J’aime ce genre de romans historiques qui allient humain et héroïnes. Je lis rarement des ouvrages traitant de l’esclavage et je pense qu’en cette période difficile où le mot liberté revient avec véhémence, il est bon de nous nourrir et de nous enrichir de ce genre de récit pour nous faire réfléchir, rendre compte de la réalité d’aujourd’hui et de la chance qui nous est offerte.

Ce livre aborde avec détermination les prémices de la fin de l’esclavage, c’est une lecture tragique et bouleversante. Nous sommes immergés comme la petite Lisbeth dans une dure réalité que celle de la vie des esclaves à travers la famille de Maddie. Celle d’une vie faite de violence (notamment celles faites aux femmes utilisées par les hommes blancs pour assouvir leurs pulsions ignobles sous couvert de secrets de polichinelle), de séparations lorsqu’un membre de votre famille, votre propre enfant, vous est arraché, vendu à un autre domaine. Une vie à n’être qu’un objet, possédé par un autre, une vie où vous n’êtes personne aux yeux de la société, sans aucune éducation, une vie où toute humanité vous est purement et simplement ôtée, une vie à rêver du mot liberté !

Je trouve que la ligne d’écriture qu’utilise l’auteure est judicieusement choisi : les yeux de Lisbeth sont les nôtres. Nous découvrons, nous grandissons avec elle. J’ai aimé la plume de Laila Ibrahim.  Les phrases sont rythmées, les mots simples, les chapitres courts. Seul le patois m’a un peu gêné mais il est sûr qu’il est nécessaire à l’authenticité de l’histoire.

L’utilité comme la valeur de ce roman n’est pas à prouver.

Deux héroïnes qui refusent de s’arrêter à la couleur de peau dans un monde où tout est fait pour les séparer.

Je pourrais parler de ce livre pendant des heures ! À lire absolument, magnifique !
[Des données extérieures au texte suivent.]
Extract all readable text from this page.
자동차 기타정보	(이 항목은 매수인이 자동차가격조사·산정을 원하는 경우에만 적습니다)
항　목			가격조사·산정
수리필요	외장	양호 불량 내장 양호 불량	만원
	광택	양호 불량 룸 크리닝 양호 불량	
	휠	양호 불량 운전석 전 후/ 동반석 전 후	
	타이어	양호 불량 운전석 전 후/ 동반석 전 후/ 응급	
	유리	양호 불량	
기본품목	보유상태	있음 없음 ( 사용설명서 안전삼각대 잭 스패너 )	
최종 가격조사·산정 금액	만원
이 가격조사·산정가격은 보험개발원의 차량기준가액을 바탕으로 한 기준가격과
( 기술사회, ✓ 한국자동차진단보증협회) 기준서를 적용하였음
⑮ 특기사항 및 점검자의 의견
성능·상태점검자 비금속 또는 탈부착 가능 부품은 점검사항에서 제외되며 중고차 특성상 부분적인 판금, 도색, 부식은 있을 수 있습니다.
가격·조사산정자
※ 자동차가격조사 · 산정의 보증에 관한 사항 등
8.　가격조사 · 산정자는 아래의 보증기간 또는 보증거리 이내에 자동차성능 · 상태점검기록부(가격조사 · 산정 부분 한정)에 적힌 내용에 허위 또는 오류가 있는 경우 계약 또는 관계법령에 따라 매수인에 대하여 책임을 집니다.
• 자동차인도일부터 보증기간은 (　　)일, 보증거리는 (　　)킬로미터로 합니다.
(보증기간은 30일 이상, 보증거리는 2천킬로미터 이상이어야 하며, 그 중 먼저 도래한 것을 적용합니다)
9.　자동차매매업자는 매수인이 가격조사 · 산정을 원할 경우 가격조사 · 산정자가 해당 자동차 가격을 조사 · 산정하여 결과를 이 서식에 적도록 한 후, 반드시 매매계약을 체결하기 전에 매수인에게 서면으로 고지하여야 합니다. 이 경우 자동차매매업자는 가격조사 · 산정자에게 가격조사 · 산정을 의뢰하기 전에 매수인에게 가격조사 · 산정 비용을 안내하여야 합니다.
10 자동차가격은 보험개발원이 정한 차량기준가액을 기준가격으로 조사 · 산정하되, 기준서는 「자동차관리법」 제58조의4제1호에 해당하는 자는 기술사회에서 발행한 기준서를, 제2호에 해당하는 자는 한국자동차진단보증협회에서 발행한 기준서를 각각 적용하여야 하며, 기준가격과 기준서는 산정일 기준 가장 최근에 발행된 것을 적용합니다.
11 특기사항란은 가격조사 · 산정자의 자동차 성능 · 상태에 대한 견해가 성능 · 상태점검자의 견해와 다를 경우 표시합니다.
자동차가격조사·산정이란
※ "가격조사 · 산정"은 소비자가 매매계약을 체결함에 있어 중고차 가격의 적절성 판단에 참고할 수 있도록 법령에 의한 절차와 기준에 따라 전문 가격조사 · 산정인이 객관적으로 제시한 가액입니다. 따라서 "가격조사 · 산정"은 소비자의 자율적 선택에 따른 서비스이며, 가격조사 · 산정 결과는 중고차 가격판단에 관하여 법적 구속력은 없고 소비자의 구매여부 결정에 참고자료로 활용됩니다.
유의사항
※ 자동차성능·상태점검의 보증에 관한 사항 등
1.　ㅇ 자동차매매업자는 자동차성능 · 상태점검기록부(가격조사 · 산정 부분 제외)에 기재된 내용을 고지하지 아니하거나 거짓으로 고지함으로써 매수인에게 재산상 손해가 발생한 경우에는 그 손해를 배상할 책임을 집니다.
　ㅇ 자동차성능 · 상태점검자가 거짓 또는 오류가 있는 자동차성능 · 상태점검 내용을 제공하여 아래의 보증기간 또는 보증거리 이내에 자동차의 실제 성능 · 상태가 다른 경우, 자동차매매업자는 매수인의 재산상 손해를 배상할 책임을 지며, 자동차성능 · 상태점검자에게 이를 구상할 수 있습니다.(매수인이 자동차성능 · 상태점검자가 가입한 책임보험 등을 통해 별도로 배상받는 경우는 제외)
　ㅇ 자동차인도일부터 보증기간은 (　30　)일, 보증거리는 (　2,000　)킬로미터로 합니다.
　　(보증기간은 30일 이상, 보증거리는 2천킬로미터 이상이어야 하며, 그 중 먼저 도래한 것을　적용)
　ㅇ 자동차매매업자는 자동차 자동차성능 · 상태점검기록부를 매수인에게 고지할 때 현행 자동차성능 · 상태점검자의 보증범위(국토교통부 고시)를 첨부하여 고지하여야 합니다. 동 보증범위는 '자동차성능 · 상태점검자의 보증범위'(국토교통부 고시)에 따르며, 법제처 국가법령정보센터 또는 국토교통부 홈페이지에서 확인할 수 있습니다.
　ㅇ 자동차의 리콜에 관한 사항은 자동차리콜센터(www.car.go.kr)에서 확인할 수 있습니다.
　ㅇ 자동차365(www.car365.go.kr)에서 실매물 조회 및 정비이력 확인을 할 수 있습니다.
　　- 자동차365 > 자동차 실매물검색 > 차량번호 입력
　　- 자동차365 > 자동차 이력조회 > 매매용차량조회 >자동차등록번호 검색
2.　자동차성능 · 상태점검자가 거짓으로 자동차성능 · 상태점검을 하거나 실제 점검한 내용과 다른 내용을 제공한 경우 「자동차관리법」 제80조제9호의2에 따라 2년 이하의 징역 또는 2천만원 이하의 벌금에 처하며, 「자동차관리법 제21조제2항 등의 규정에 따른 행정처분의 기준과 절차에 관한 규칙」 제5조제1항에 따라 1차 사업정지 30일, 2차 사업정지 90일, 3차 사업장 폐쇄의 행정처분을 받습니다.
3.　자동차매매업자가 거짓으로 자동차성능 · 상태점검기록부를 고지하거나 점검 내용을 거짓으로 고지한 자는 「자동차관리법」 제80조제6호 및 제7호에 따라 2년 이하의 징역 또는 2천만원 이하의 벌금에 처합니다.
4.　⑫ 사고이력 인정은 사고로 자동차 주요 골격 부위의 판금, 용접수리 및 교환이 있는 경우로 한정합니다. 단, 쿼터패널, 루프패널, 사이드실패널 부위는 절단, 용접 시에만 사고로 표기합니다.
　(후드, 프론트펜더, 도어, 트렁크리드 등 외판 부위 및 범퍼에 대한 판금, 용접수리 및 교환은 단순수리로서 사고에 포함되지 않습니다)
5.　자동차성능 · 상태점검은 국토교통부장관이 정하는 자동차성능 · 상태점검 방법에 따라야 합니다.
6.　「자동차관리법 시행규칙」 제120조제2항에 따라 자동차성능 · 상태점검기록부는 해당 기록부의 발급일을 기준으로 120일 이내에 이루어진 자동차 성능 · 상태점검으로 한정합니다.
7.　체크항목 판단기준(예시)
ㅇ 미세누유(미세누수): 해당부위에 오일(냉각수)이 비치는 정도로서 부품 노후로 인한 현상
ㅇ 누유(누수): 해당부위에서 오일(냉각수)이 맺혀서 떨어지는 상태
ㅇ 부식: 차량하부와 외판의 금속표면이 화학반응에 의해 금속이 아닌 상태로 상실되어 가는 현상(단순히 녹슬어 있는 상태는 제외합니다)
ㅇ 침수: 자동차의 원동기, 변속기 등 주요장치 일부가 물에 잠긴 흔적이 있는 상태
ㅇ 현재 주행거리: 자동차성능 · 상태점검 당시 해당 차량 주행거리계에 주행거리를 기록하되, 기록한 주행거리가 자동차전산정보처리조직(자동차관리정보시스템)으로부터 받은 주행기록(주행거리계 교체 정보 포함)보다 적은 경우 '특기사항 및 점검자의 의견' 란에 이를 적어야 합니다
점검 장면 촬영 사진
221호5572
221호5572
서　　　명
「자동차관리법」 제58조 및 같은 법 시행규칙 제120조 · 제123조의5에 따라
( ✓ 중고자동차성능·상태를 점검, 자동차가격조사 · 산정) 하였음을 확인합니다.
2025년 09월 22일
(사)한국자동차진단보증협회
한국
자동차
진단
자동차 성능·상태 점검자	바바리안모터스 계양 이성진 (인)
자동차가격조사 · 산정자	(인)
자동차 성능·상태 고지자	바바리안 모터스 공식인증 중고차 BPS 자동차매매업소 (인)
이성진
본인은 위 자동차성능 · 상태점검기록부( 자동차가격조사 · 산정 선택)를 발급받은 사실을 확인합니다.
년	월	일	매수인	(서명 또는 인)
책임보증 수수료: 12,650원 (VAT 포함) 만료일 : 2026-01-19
A noter la sortie prochaine aux Éditions Charleston de la suite : Un Grain de Moutarde le 17/08/2021.

Pour conclure.

Deux femmes d’une force incroyable, deux héroïnes d’une profondeur humaine qui laissent sans voix.

Plongé dans un contexte historique, où la couleur de peau est l’emblème inévitable de ce qui les oppose, leur lien indestructible sera le symbole précurseur d’une justice en devenir.

J’ai dévoré, adoré, admiré ce livre autant qu’il m’a émue.